The question we have to ask ourselves is, what are we willing to do to cause change in our spouse’s behavior? Here are a few follow up examples and points for discussion continued from the previous post:

“Samuel, I want THEM to be the one who takes action. I want them to sign us up for the EMS Weekend, or I want them to seek out help” or “I want them to do the work.” Sadly, you’ll be waiting the rest of your life in this particular situation. The unfaithful spouse is usually far too unhealthy to take initiative and action on their own.  Most times they are trying to just not upset you any further than they already have. Or, they don’t want to take any action as all they can see is pain to any choice they take. To say they are self-absorbed is a colossal understatement. What they don’t understand is their ambivalence is even more hurtful than taking action that may even result in a definitive answer that is not in the betrayed spouse’s best interest. Sometimes the betrayed spouse just wants closure to what road they are going to head down: divorce or reconciliation. The in-between, never-ending ambivalence is torturous. They’ve probably already shown you, if you don’t take action, they probably never will. Living and dying on them signing up for an EMS Weekend, or them pursuing the counseling, will only continue to disappoint.

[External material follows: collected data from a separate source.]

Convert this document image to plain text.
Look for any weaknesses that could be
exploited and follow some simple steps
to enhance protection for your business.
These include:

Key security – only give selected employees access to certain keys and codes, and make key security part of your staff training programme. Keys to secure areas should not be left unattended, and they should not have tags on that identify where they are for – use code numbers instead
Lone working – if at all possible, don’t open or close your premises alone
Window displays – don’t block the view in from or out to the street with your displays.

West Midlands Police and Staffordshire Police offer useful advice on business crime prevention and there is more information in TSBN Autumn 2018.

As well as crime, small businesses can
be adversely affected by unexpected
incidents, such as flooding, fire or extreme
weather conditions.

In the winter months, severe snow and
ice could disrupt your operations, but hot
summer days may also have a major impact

You must be the one, the healthy one, who will probably have to take action towards getting help. If they do not follow your lead, then the writing just may be on the wall and you’ll have to enact consequences to their lack of behavior and follow through.

“Nothing I do works. They are going to do what they want to do. They won’t be bullied.” Yes, they probably will do what they want to do, till there are consequences to their action or inaction. Sleeping in the guest room, moving out, having to tell the kids mommy and daddy are having problems and difficulties and need some time away (if they are old enough), or even filing for divorce may be what wakes them up. We typically only change our behavior due to the threat of loss or the threat of consequences. If we do not change, even at the threat of loss or consequences, we are probably so far gone the only hope that we will get it and wake up is to have to actually endure the consequences for a decent amount of time. If after consequences of this sort are enacted and there is still no desire to work on the situation or marriage, you (the betrayed) have started the process of saving yourself (and perhaps the kids) from years and years of unnecessary pain, hurt and ambivalence. You’ve started your own journey of healing which will take some time, but at least you’ve started it. At least you have clarity and you are refusing to live in codependency, stuck due to their choices and stubbornness.

If they are going to sober up or wake up it will usually come during the process of you, the betrayed, refusing to play the ‘addicted to being stuck’ game. It seems like complete injustice, that you, the one who is the true victim here, would be expected to take action to get healthy. It is unfair. It is wrong. It is grossly unfortunate, but this is what it’s like to live with a dysfunctional and deceived individual. The healthy one, yes it sounds like a parent, has to be the one who decides to stop the addiction. I wish it was the other way around, but it typically isn’t.

I pray you, the healthy one, find courage today. The courage you need to break the addiction and intervene. Someone has to. It might as well be you.